Here is an example filtering rows from a Pandas dataframe, first dense, then sparse.
import pandas as pd
from scipy.sparse import csr_matrix
df = pd.DataFrame({'thing': [1, 1, 2, 2, 2],
'score': [0.12, 0.13, 0.14, 0.15, 0.17]})
row_index = df['thing'] == 1
print(type(row_index), row_index)
print(df[row_index])
sdf = csr_matrix(df)
print(sdf[row_index])
The second print returns only the first two rows. The third print returns an error (see full results below).
How do I fix this code to properly filter the rows of a csr_matrix by row_index, without making it a dense matrix? In my real example, I have results of a TF/IDF vectorizer, so it has thousands of columns and I don't want to make that dense.
I've found some related questions, but I can't tell if the answer is there or not.
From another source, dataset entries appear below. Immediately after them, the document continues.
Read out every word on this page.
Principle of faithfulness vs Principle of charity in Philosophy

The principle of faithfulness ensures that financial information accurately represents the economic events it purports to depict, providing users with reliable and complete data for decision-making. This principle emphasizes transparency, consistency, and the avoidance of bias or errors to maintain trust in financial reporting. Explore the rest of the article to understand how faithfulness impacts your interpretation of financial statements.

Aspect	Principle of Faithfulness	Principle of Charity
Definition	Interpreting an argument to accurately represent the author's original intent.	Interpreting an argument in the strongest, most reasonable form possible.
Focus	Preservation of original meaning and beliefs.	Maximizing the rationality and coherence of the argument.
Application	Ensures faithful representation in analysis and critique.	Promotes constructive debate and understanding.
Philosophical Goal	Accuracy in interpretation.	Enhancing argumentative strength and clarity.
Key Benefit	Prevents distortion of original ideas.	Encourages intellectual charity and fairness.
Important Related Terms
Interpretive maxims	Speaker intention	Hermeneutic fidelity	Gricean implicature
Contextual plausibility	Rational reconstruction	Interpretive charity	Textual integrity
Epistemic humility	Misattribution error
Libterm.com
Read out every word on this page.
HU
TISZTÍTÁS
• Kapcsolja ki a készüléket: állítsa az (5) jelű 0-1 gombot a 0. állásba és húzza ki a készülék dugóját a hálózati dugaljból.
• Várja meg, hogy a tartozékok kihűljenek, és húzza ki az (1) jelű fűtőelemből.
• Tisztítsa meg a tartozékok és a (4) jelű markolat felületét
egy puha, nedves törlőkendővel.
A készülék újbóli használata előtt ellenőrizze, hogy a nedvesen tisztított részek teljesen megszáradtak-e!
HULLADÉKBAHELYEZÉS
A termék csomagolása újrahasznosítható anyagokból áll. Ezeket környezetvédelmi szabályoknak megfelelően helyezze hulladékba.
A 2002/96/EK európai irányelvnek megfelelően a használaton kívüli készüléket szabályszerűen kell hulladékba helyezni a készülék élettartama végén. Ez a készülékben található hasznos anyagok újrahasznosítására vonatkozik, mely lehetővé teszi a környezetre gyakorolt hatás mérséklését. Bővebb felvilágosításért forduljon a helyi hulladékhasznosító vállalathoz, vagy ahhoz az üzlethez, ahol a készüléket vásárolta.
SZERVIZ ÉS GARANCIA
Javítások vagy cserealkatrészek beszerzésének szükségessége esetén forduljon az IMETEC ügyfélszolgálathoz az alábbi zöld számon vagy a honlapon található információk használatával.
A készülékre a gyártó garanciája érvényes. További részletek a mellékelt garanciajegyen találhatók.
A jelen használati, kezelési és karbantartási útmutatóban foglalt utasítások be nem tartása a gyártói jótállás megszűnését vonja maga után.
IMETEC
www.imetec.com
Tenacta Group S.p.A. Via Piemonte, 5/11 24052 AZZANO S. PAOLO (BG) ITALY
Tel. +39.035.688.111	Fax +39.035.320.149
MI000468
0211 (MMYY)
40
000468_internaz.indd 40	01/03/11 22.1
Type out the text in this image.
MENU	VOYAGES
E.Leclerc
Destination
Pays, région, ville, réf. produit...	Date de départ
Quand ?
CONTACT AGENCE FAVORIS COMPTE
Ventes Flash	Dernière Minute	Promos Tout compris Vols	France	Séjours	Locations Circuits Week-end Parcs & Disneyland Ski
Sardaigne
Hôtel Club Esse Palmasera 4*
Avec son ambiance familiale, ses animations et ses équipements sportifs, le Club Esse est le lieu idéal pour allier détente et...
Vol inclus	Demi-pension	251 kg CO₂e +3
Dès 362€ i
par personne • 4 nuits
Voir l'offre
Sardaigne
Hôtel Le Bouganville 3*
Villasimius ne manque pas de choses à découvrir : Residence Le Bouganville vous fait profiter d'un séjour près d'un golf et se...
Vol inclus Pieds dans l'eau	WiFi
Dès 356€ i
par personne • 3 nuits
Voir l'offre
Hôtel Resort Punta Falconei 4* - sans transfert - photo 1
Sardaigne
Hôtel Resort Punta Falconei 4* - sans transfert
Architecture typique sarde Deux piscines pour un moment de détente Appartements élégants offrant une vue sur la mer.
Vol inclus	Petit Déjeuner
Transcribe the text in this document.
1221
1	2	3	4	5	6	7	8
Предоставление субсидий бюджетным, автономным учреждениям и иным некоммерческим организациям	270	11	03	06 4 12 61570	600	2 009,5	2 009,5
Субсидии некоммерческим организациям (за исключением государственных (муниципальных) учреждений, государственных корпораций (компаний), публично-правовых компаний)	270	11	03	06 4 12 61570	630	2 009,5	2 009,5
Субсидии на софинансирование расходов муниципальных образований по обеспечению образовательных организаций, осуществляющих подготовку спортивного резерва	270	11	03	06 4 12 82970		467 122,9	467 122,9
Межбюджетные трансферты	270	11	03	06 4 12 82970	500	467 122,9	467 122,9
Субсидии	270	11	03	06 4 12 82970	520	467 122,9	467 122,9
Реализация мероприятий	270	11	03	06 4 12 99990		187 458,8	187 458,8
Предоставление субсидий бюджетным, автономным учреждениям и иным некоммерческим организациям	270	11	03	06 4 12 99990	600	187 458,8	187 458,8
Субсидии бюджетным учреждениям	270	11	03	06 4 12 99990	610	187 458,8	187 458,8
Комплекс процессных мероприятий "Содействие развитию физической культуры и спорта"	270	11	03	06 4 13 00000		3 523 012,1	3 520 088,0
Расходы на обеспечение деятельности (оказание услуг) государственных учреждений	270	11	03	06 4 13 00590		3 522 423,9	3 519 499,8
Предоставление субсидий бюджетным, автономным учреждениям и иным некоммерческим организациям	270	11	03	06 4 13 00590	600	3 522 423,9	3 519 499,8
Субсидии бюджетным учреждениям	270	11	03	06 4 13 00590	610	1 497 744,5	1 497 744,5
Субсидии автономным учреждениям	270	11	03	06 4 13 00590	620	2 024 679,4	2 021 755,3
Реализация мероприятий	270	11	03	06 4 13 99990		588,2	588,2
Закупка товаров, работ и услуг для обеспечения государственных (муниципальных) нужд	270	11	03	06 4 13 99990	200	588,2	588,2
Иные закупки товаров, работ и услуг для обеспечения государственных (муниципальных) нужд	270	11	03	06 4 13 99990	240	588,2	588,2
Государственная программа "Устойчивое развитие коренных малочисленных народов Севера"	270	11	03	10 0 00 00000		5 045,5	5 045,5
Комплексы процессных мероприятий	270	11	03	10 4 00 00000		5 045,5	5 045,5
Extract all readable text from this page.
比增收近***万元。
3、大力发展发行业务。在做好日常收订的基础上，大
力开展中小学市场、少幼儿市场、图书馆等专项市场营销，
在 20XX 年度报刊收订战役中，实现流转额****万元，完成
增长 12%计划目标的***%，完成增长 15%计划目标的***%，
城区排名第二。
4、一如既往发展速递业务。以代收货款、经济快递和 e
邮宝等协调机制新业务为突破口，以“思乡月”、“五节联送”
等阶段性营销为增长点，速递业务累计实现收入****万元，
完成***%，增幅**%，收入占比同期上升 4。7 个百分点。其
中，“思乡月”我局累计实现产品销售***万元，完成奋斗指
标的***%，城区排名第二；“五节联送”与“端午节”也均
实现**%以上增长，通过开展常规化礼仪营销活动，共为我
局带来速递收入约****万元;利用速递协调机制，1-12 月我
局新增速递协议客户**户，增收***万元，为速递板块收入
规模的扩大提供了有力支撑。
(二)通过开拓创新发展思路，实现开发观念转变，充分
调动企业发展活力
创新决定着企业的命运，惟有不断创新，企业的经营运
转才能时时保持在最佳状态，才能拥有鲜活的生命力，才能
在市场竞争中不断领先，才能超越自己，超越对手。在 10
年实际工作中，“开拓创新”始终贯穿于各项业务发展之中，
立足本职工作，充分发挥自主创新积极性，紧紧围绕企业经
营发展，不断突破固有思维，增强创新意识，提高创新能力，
I'm using pandas 0.25.3 and scipy 1.3.2.
Full output of code above:
<class 'pandas.core.series.Series'> 0 True
1 True
2 False
3 False
4 False
Name: thing, dtype: bool
thing score
0 1 0.12
1 1 0.13
Traceback (most recent call last):
File "./foo.py", line 13, in <module>
print(sdf[row_index])
File "root/.venv/lib/python3.7/site-packages/scipy/sparse/_index.py", line 59, in __getitem__
return self._get_arrayXslice(row, col)
File "root/.venv/lib/python3.7/site-packages/scipy/sparse/csr.py", line 325, in _get_arrayXslice
return self._major_index_fancy(row)._get_submatrix(minor=col)
File "root/.venv/lib/python3.7/site-packages/scipy/sparse/compressed.py", line 690, in _major_index_fancy
np.cumsum(row_nnz[idx], out=res_indptr[1:])
File "<__array_function__ internals>", line 6, in cumsum
File "root/.venv/lib/python3.7/site-packages/numpy/core/fromnumeric.py", line 2423, in cumsum
return _wrapfunc(a, 'cumsum', axis=axis, dtype=dtype, out=out)
File "root/.venv/lib/python3.7/site-packages/numpy/core/fromnumeric.py", line 61, in _wrapfunc
return bound(*args, **kwds)
ValueError: provided out is the wrong size for the reduction
EDIT: This depends on scipy version. I submitted this issue to scipy.